A spokeswoman for Ms Murty confirmed that she has non-dom status after the reports surfaced.

“Akshata Murty is a citizen of India, the country of her birth and the home of her parents,” the spokeswoman said.

“India does not allow its citizens to hold the citizenship of another country simultaneously.

“So, under UK law, Ms Murty is treated as non-domiciled for UK tax purposes.

“She has always paid and will continue to pay UK tax on all her UK income.”

Professor Richard Murphy, the University of Sheffield academic who co-founded the Tax Justice Network, disputed his statement, insisting that being a non-dom is a “choice” that he can give up.

“Domicile has nothing to do with a person’s nationality,” he said.

“In other words, the claims made in the statement issued by Ms Murty are incorrect and, as evidence, the fact that a person has Indian citizenship will never automatically give them non-dom status in the UK.”
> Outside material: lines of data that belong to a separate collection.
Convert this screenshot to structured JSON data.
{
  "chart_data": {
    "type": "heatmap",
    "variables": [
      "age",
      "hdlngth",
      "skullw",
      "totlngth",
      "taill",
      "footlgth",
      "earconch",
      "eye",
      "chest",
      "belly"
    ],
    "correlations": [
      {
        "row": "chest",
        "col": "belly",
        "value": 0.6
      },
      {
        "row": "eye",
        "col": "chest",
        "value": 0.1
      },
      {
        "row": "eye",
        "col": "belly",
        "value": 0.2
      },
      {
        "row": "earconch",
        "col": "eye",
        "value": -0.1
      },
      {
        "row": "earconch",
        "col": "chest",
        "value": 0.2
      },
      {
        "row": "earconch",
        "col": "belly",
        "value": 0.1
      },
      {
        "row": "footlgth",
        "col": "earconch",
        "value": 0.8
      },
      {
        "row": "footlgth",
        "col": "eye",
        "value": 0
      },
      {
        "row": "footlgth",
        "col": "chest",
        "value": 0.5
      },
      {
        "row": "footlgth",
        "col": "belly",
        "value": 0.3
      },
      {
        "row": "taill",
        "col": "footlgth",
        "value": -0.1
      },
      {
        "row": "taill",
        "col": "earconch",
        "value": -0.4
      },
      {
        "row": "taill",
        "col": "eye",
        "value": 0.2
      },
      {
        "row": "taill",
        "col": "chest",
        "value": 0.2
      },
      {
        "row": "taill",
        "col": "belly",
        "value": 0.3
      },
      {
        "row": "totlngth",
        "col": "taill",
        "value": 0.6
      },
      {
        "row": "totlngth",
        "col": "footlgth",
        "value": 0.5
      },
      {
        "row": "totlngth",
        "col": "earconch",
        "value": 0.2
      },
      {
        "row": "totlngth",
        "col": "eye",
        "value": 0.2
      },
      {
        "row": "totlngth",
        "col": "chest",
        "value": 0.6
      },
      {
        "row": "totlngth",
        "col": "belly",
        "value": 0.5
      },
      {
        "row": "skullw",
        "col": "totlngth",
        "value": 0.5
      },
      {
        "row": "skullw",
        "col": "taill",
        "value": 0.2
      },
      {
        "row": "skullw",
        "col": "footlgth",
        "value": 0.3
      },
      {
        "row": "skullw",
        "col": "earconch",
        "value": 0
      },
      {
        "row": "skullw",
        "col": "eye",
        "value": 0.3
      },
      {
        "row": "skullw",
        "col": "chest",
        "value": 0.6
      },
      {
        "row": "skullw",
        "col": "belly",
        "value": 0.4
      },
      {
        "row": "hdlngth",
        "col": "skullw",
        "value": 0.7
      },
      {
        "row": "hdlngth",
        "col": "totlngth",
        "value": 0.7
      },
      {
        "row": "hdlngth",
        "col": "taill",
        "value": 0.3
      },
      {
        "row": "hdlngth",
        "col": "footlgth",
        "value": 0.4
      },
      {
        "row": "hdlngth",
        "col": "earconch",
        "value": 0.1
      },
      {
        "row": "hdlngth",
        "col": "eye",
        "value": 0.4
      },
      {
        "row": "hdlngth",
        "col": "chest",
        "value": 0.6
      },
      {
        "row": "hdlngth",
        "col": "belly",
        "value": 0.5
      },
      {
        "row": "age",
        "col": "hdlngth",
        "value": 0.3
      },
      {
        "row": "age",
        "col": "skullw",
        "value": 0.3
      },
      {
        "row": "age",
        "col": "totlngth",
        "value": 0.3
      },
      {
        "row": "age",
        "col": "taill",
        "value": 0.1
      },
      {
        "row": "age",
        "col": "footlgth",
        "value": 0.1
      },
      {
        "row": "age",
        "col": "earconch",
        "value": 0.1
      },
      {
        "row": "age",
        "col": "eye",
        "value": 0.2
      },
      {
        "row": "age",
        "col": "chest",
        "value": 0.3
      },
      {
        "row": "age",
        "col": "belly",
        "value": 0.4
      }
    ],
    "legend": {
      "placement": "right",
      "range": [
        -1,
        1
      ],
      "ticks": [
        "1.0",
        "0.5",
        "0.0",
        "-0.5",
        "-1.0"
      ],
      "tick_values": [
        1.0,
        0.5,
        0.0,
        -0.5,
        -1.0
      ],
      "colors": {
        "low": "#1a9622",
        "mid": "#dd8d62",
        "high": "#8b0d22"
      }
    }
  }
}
Mr Sunak is understood to have declared his wife’s tax status when he became minister in 2018 and the Treasury was also in the loop to be able to handle any potential conflicts.

Ms. Murty is listed on LinkedIn as Equity Director at private equity firm Catamaran Ventures, gym chain Digme Fitness, and menswear outfitters New & Lingwood.

It is also reported that he has a 0.91% stake in Infosys, which was founded by his father, now a billionaire.